Cree artist Stewart Steinhauer arrived in Nelson with his sculpture Mother Bears Pray for Earth on Tuesday afternoon. It will grace the entrance to city hall and double as a resting bench for weary pedestrians.

Mother bear pair graces Nelson city hall

New installation is carved from granite and is intended as a prayer offering, weighs 6300 kilograms.

Cree artist Stewart Steinhauer supervised the successful installation of his granite sculpture Mother Bears Pray for Earth Healing outside city hall on Tuesday afternoon, but the 6300kg bench necessitated the use of a larger crane than originally planned.

“This is like Jaws, but instead it’s ‘we’re going to need a bigger crane’,” joked cultural development officer Joy Barrett, who oversaw the process as public works employees Kip St. Thomas and Steve Sabo maneuvered it into place.

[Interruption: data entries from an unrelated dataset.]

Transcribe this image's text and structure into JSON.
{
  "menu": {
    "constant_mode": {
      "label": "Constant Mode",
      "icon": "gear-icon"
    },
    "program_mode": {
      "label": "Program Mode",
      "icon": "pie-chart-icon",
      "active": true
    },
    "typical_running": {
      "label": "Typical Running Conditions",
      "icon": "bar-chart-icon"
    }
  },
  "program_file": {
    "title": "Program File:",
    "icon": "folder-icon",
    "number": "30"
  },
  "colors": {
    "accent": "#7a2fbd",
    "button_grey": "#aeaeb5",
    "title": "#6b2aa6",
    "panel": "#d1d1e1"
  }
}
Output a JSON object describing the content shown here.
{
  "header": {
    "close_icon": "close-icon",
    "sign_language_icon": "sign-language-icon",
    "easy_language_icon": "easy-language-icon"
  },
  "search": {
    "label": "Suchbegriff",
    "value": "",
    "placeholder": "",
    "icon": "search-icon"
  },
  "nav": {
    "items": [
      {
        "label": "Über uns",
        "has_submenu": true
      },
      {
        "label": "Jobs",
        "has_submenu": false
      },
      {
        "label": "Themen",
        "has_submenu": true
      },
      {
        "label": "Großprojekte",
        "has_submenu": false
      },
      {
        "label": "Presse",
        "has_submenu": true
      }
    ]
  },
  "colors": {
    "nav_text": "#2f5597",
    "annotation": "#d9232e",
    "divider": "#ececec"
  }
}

The sculpture now graces the entrance to city hall and also functions as a resting spot for weary pedestrians walking up and down Ward St. According to Steinhauer, the intent is for the maternal bears to create a welcoming atmosphere.

“That central pool, or bowl, is a prayer offering plate from the Cree culture. The mother bear symbolizes acceptance of everyone who comes to the circle. No one is rejected, everyone is valued,” Steinhauer told the Star.

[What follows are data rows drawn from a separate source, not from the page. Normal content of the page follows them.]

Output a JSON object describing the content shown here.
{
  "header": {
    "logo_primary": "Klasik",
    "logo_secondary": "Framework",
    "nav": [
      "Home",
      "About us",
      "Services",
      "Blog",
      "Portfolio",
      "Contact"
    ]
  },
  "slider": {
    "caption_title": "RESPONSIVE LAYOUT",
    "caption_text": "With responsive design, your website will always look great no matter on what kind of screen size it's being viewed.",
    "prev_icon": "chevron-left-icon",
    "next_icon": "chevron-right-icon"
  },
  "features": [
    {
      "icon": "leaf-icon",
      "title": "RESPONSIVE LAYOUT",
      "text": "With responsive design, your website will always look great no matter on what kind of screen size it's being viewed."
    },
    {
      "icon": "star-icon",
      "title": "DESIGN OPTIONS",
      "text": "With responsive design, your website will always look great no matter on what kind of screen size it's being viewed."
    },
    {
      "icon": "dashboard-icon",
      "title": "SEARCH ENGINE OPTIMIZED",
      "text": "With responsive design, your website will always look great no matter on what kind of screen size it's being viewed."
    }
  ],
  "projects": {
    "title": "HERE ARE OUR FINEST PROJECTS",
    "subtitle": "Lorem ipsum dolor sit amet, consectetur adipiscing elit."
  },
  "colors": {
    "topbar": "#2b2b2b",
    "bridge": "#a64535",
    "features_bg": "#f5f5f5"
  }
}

“In a ceremonial setting, whoever turns up it’s felt they were meant to turn up, so even if enemies arrive they’ll set aside their enmity. That’s what the mother bear is all about.”

So when people sit on his bench, he wants them to feel like they belong.

“The seating welcomes everyone, regardless of their background, to join the bears at the bowl and speak with the mysterious forces of creation about healing the earth.”

Steinhauer said it’s time the global climate crisis was addressed.

“We’re seeing the effects on every corner of the globe, and there’s almost no truly clean land left. I was born and raised on a reserve, and I remember my dad once said ‘white people say we’re not developed, but one day this is going to be the only clean land left in North America that hasn’t been logged or mined or polluted.”

Steinhauer said he has no “corporate or wealthy” clients, and all the public art he has on display—including a piece in the Castlegar Sculpturewalk—is intended to celebrate his Cree, Ojibwe and Mohawk ancestors.

“In my opinion Nelson is where there are real artists,” said Steinhauer. “I don’t consider myself to be one, I work in isolation, but there are people here like John McKinnon who are brilliant.”

Along with his wife Cindi, Steinhauer brought two additional bear sculptures to share with the Nelson community, since they proved to be so popular the last time he came through town. He said his close friend, business owner Howie Ross, was instrumental in getting him this opportunity.

“I was sitting in a sweat lodge years ago and all of a sudden Howie popped into my mind. I thought ‘what does that mean?’ I hadn’t seen him in decades. But I decided to go see him, and planned my first trip through the Kootenays.”

That was 6 or 7 years ago, and yesterday Ross was on hand to watch his friend complete the project. Steinhauer thanked both Ross and Barrett for supporting his work. He said there’s something about bears that seems to appeal to a universal audience.

“The last time I was through here we parked the bears on Baker Street, taking up two spots, and then a phenomenal event happened—people just began to converge, climbing all over it and looking at them. We ended up standing there the entire morning. It seems to click with people readily.”

The sculpture will be available for sale after it’s one-year loan with the city, and the current asking price is $100,000.